Я, пока не напридумывала всяких страшных гадостей, озвучила вопрос и получила спокойный ответ:
— Точно об этом ничего не известно. Говорят, печать своего рода якорь для чистой энергии Сил, оставленный на создании из плоти. Обращаясь к печати, избранный получает прямой и мгновенный доступ к мощи Силы.
— Кнопка экстренного вызова, — задумчиво пробормотала я, укладывая на полочку в гудящей голове важный факт, и теперь уже решила поудивляться другому: — Откуда вы столько знаете? Неужели все артефактчики столь образованны? Как-то не верится.
— Знание — это единственное сокровище, которое невозможно утратить, — проронила Фегора с мудрой и грустной улыбкой.
— Ну не скажите, склероз или болезнь Альцгеймера — воры не из последних, — машинально парировала я и выдвинула предположение: — Ты не всегда жила на Артаксаре?
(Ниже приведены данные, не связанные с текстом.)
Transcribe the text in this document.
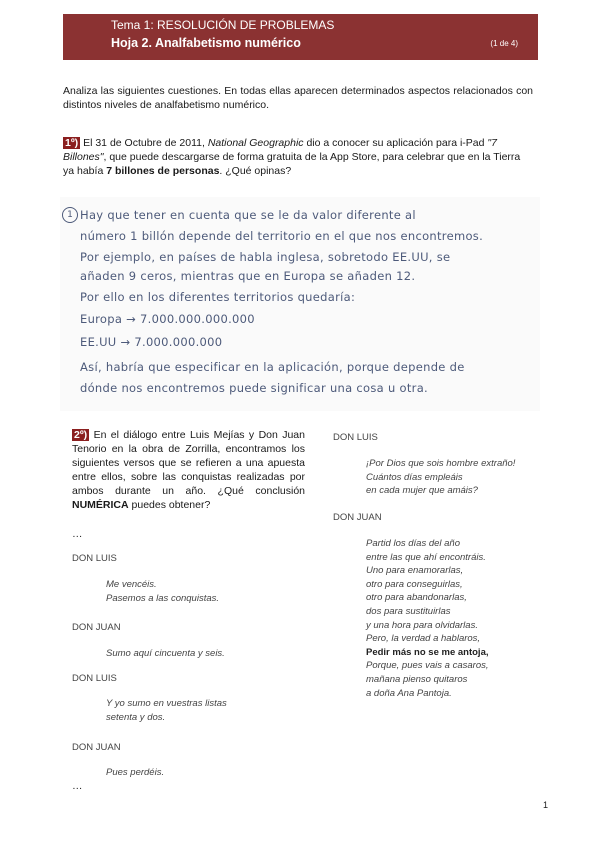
Tema 1: RESOLUCIÓN DE PROBLEMAS
Hoja 2. Analfabetismo numérico	(1 de 4)
Analiza las siguientes cuestiones. En todas ellas aparecen determinados aspectos relacionados con distintos niveles de analfabetismo numérico.
1º) El 31 de Octubre de 2011, National Geographic dio a conocer su aplicación para i-Pad "7 Billones", que puede descargarse de forma gratuita de la App Store, para celebrar que en la Tierra ya había 7 billones de personas. ¿Qué opinas?
1 Hay que tener en cuenta que se le da valor diferente al
número 1 billón depende del territorio en el que nos encontremos.
Por ejemplo, en países de habla inglesa, sobretodo EE.UU, se
añaden 9 ceros, mientras que en Europa se añaden 12.
Por ello en los diferentes territorios quedaría:
Europa → 7.000.000.000.000
EE.UU → 7.000.000.000
Así, habría que especificar en la aplicación, porque depende de
dónde nos encontremos puede significar una cosa u otra.
2º) En el diálogo entre Luis Mejías y Don Juan Tenorio en la obra de Zorrilla, encontramos los siguientes versos que se refieren a una apuesta entre ellos, sobre las conquistas realizadas por ambos durante un año. ¿Qué conclusión NUMÉRICA puedes obtener?
…
DON LUIS
Me vencéis.
Pasemos a las conquistas.
DON JUAN
Sumo aquí cincuenta y seis.
DON LUIS
Y yo sumo en vuestras listas
setenta y dos.
DON JUAN
Pues perdéis.
…
DON LUIS
¡Por Dios que sois hombre extraño!
Cuántos días empleáis
en cada mujer que amáis?
DON JUAN
Partid los días del año
entre las que ahí encontráis.
Uno para enamorarlas,
otro para conseguirlas,
otro para abandonarlas,
dos para sustituirlas
y una hora para olvidarlas.
Pero, la verdad a hablaros,
Pedir más no se me antoja,
Porque, pues vais a casaros,
mañana pienso quitaros
a doña Ana Pantoja.
1
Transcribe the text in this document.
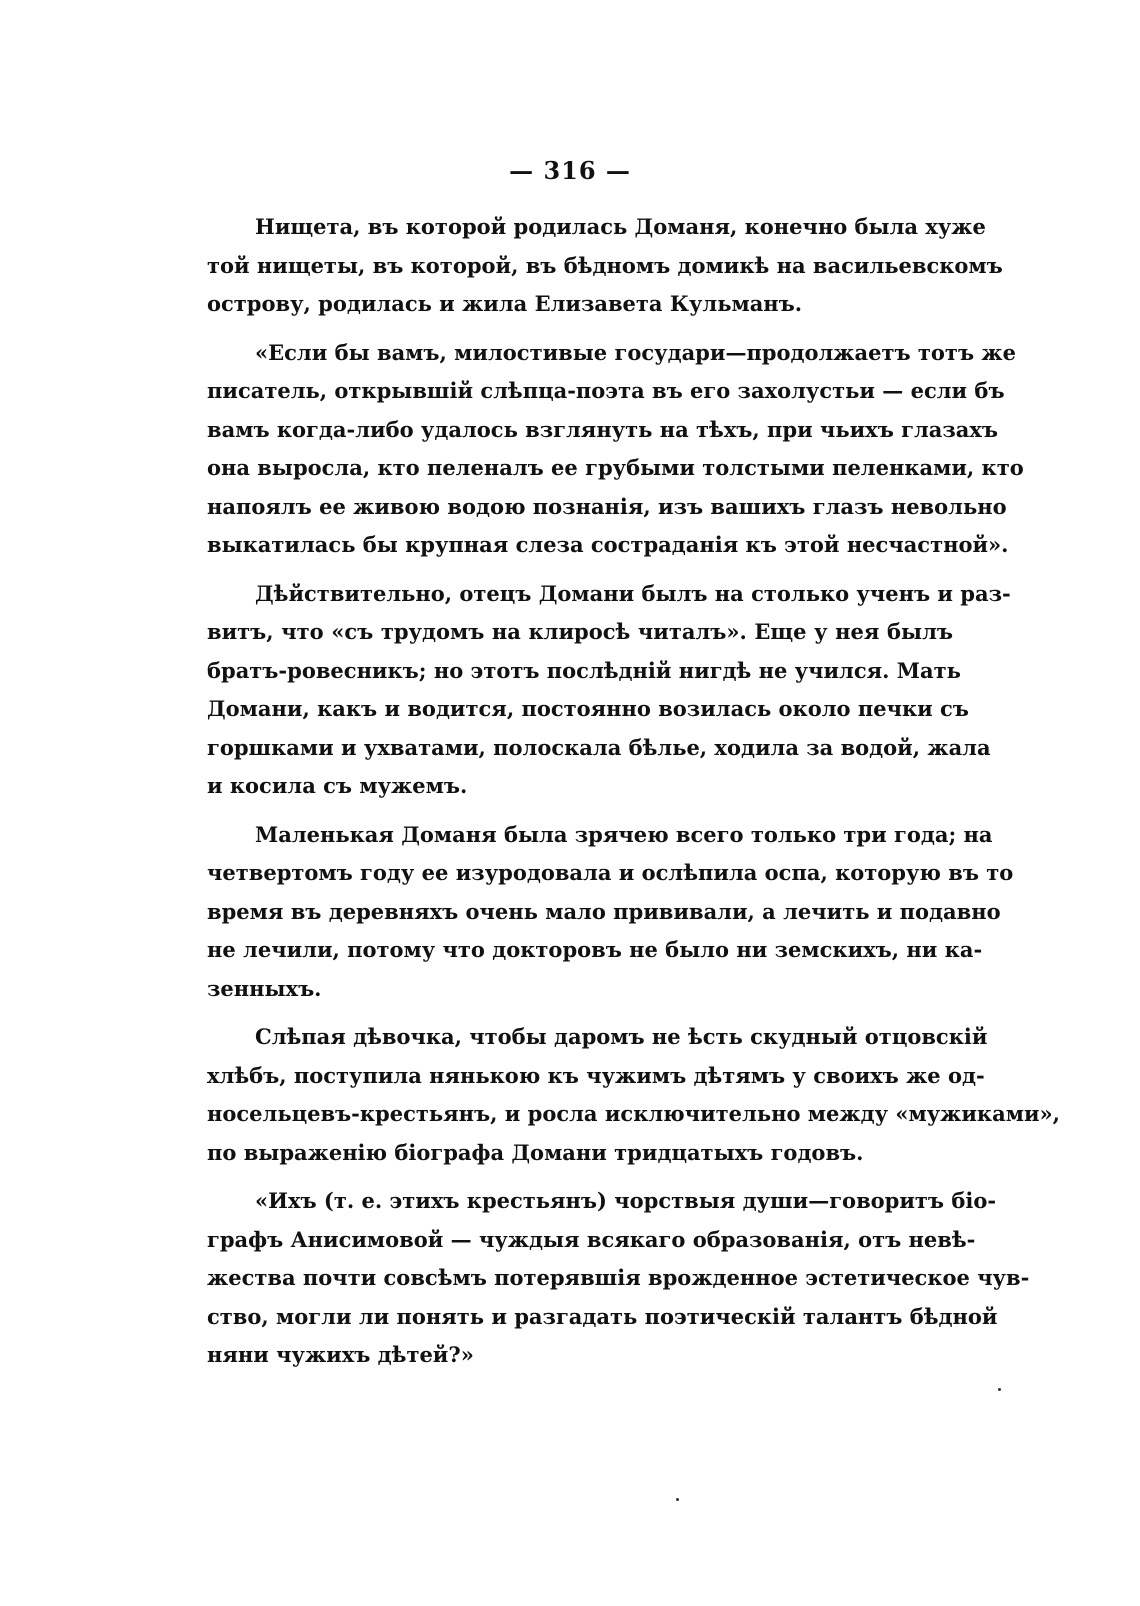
— 316 —

Нищета, въ которой родилась Доманя, конечно была хуже
той нищеты, въ которой, въ бѣдномъ домикѣ на васильевскомъ
острову, родилась и жила Елизавета Кульманъ.

«Если бы вамъ, милостивые государи—продолжаетъ тотъ же
писатель, открывшій слѣпца-поэта въ его захолустьи — если бъ
вамъ когда-либо удалось взглянуть на тѣхъ, при чьихъ глазахъ
она выросла, кто пеленалъ ее грубыми толстыми пеленками, кто
напоялъ ее живою водою познанія, изъ вашихъ глазъ невольно
выкатилась бы крупная слеза состраданія къ этой несчастной».

Дѣйствительно, отецъ Домани былъ на столько ученъ и раз-
витъ, что «съ трудомъ на клиросѣ читалъ». Еще у нея былъ
братъ-ровесникъ; но этотъ послѣдній нигдѣ не учился. Мать
Домани, какъ и водится, постоянно возилась около печки съ
горшками и ухватами, полоскала бѣлье, ходила за водой, жала
и косила съ мужемъ.

Маленькая Доманя была зрячею всего только три года; на
четвертомъ году ее изуродовала и ослѣпила оспа, которую въ то
время въ деревняхъ очень мало прививали, а лечить и подавно
не лечили, потому что докторовъ не было ни земскихъ, ни ка-
зенныхъ.

Слѣпая дѣвочка, чтобы даромъ не ѣсть скудный отцовскій
хлѣбъ, поступила нянькою къ чужимъ дѣтямъ у своихъ же од-
носельцевъ-крестьянъ, и росла исключительно между «мужиками»,
по выраженію біографа Домани тридцатыхъ годовъ.

«Ихъ (т. е. этихъ крестьянъ) чорствыя души—говоритъ біо-
графъ Анисимовой — чуждыя всякаго образованія, отъ невѣ-
жества почти совсѣмъ потерявшія врожденное эстетическое чув-
ство, могли ли понять и разгадать поэтическій талантъ бѣдной
няни чужихъ дѣтей?»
— Я бывала во многих мирах, — согласилась женщина, как мне показалось, с облегчением, пальцы ее погладили корешок отодвинутой книги и упали на стол птицей со сломанными крыльями. — Но я не могу поведать тебе об этом, служительница. Мои тайны не должны быть раскрыты.
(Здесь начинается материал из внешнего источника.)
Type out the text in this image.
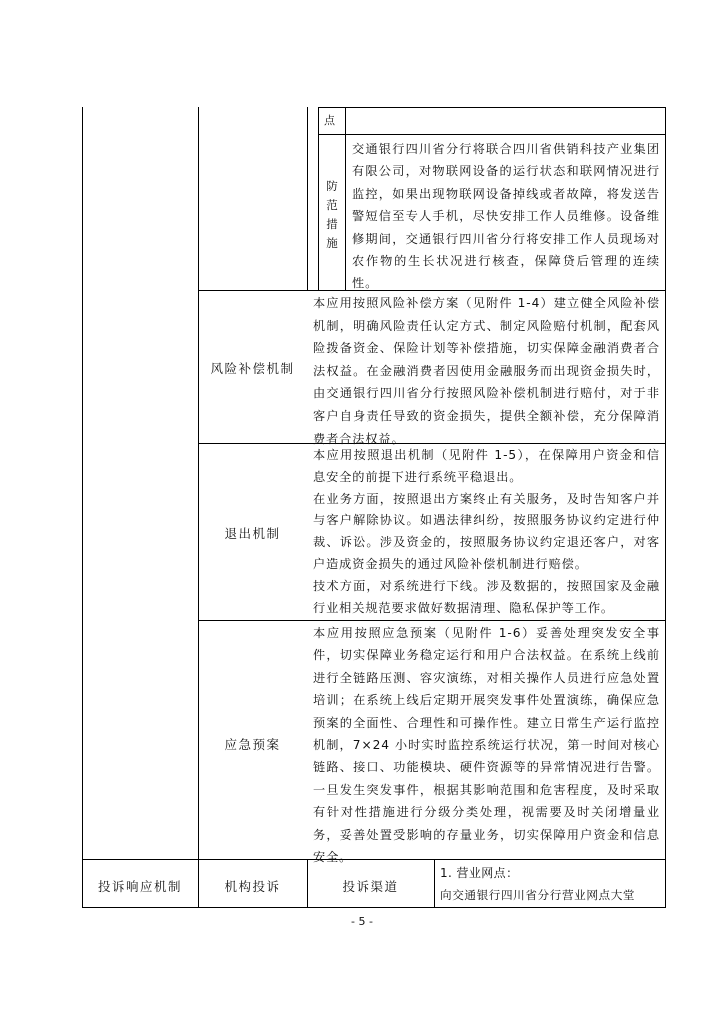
点
防范措施
交通银行四川省分行将联合四川省供销科技产业集团有限公司，对物联网设备的运行状态和联网情况进行监控，如果出现物联网设备掉线或者故障，将发送告警短信至专人手机，尽快安排工作人员维修。设备维修期间，交通银行四川省分行将安排工作人员现场对农作物的生长状况进行核查，保障贷后管理的连续性。
风险补偿机制
本应用按照风险补偿方案（见附件 1-4）建立健全风险补偿机制，明确风险责任认定方式、制定风险赔付机制，配套风险拨备资金、保险计划等补偿措施，切实保障金融消费者合法权益。在金融消费者因使用金融服务而出现资金损失时，由交通银行四川省分行按照风险补偿机制进行赔付，对于非客户自身责任导致的资金损失，提供全额补偿，充分保障消费者合法权益。
退出机制
本应用按照退出机制（见附件 1-5），在保障用户资金和信息安全的前提下进行系统平稳退出。
在业务方面，按照退出方案终止有关服务，及时告知客户并与客户解除协议。如遇法律纠纷，按照服务协议约定进行仲裁、诉讼。涉及资金的，按照服务协议约定退还客户，对客户造成资金损失的通过风险补偿机制进行赔偿。
技术方面，对系统进行下线。涉及数据的，按照国家及金融行业相关规范要求做好数据清理、隐私保护等工作。
应急预案
本应用按照应急预案（见附件 1-6）妥善处理突发安全事件，切实保障业务稳定运行和用户合法权益。在系统上线前进行全链路压测、容灾演练，对相关操作人员进行应急处置培训；在系统上线后定期开展突发事件处置演练，确保应急预案的全面性、合理性和可操作性。建立日常生产运行监控机制，7×24 小时实时监控系统运行状况，第一时间对核心链路、接口、功能模块、硬件资源等的异常情况进行告警。一旦发生突发事件，根据其影响范围和危害程度，及时采取有针对性措施进行分级分类处理，视需要及时关闭增量业务，妥善处置受影响的存量业务，切实保障用户资金和信息安全。
投诉响应机制	机构投诉	投诉渠道
1. 营业网点：
向交通银行四川省分行营业网点大堂
- 5 -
— Хорошо, я не буду больше ничего спрашивать. Только… — Пришлось набрать в грудь воздуха, а заодно запастись храбростью и выпалить побыстрее, пока не передумала. Сама ведь сказала мне делать, как велит сердце, ибо только оно знает, что важно и нужно! Теперь получи и распишись, Фегора. — Вы котика от себя не прогоняйте, он очень скучает. Не хотите к мужу возвращаться и ожерелье брачное надевать, ваше дело, но животинку не гоните прочь. Ему плохо одному, тоскует. Мы в ответе за тех, кого приручили!
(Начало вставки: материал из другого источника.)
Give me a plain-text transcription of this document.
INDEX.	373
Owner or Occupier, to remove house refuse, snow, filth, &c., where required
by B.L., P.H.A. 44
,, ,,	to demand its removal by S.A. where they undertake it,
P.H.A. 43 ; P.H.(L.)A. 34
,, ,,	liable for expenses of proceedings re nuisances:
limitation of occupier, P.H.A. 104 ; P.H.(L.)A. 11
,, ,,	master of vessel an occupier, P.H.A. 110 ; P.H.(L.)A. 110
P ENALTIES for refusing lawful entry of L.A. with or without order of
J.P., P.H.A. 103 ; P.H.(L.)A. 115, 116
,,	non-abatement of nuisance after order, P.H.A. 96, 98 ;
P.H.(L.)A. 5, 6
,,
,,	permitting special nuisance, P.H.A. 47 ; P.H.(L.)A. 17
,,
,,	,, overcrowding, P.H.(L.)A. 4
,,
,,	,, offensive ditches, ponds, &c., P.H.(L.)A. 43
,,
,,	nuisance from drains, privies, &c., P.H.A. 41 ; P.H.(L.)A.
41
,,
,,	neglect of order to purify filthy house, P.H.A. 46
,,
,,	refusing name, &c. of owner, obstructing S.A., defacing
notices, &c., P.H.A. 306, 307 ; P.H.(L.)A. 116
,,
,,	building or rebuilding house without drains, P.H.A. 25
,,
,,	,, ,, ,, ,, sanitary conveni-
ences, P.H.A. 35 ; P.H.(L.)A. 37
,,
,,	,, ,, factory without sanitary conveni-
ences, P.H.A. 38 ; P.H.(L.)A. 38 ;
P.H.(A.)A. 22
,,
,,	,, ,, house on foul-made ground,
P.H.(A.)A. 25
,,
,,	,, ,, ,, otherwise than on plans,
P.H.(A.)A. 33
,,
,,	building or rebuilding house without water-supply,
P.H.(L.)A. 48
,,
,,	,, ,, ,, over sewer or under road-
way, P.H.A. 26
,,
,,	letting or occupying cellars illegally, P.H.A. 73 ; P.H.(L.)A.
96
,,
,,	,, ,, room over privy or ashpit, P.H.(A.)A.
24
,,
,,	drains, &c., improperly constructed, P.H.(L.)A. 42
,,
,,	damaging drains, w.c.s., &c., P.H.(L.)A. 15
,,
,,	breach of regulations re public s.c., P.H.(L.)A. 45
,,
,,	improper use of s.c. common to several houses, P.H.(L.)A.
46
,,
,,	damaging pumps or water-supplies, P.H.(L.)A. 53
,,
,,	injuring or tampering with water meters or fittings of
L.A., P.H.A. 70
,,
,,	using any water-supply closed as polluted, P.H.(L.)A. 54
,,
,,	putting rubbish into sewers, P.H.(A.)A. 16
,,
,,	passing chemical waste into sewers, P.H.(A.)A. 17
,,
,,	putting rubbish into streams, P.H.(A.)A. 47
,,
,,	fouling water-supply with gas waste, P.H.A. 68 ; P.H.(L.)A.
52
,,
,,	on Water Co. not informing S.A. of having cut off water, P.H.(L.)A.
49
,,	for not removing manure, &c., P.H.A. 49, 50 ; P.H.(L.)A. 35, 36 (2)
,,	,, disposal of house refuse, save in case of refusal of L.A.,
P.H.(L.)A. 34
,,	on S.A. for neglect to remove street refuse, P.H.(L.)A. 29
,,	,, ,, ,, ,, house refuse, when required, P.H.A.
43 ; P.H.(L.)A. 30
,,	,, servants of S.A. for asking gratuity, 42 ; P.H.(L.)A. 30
Цитата из Экзюпери завершила прочувствованную речь, и воцарилось молчание. К чести артефактчицы, она не ринулась с ходу все отрицать. Она вообще ни слова не сказала, будто даже дышать перестала. Сидела такой статуей, как если бы ее Горгона Медуза взглядом подарила. Не плоть — камень. Выходит, мое сердце не соврало, и я все угадала. Нет, не так, я ведь не гадала, говорила то, что считала не только правильным, а еще и точным. За ночь догадки выросли до осознания и понимания.
Шерсть встреченного в лесу кота на платье, подмеченная и идентифицированная Кизом, расставила все по своим местам. Зверь, ведомый рунами, ни к кому другому, кроме как к хозяйке, бежать не должен был. А что до того дня, пока я мешочек с заклятием на него не навесила, найти Фегору не мог, так она артефактов вокруг себя небось навертела таких, чтобы спрятаться, что и Гарнаг не сыскал бы, куда там коту, зверю пусть волшебному, но магии сокрытия не наученному. Так вот я рассуждала, а потом услышала вопрос:
— Кто еще знает?
— Киз — наверняка, Гиз — скорее всего, — честно посчитала я. — Мы никому не расскажем. Личная жизнь неприкосновенна и все такое.
— Через Сарласса он может отыскать меня, — прошептала Фегора. Нет, страха в голосе не было, только тоска, какая-то обреченность и разливанное море вины.
— Спрячьте кота той же магией, какой сами закрываетесь, на шею ему чего-нибудь повесьте, — предложила я элементарный выход, и изумленный взгляд, подаренный в награду, сделал очевидным факт из разряда общеизвестных: «Слона-то я и не приметил».
Не знаю уж, что именно стряслось между Фегорой и ее благоверным, почему она решила оборвать все связи и спрятаться в лесах, да так, что и домашнюю зверушку не прихватила, не мое дело. А только жаль ее по-бабьи. В глазах такая тоска, что и слепому ясно: от кого бы ни убегала, не забыла и любит, но столь же ясно: не вернется. Я протянула руку к ладони артефактчицы и бережно погладила ее, шепча:
— Ваше брачное ожерелье мы забрали из дома смотрителя лесной дороги. Оно лежало запертым в шкатулке с заклинившим замочком. Мне кажется, благословленная вещь вернулась к хозяйке из тех далей, в которых была оставлена. Я таких ожерелий раньше не видела и не знаю всех их значений, но Киз сказал, если оно целое, союз по-прежнему существует. Ничего еще не погублено безвозвратно. Поэтому, я думаю, что бы ни случилось между вами, все еще может измениться.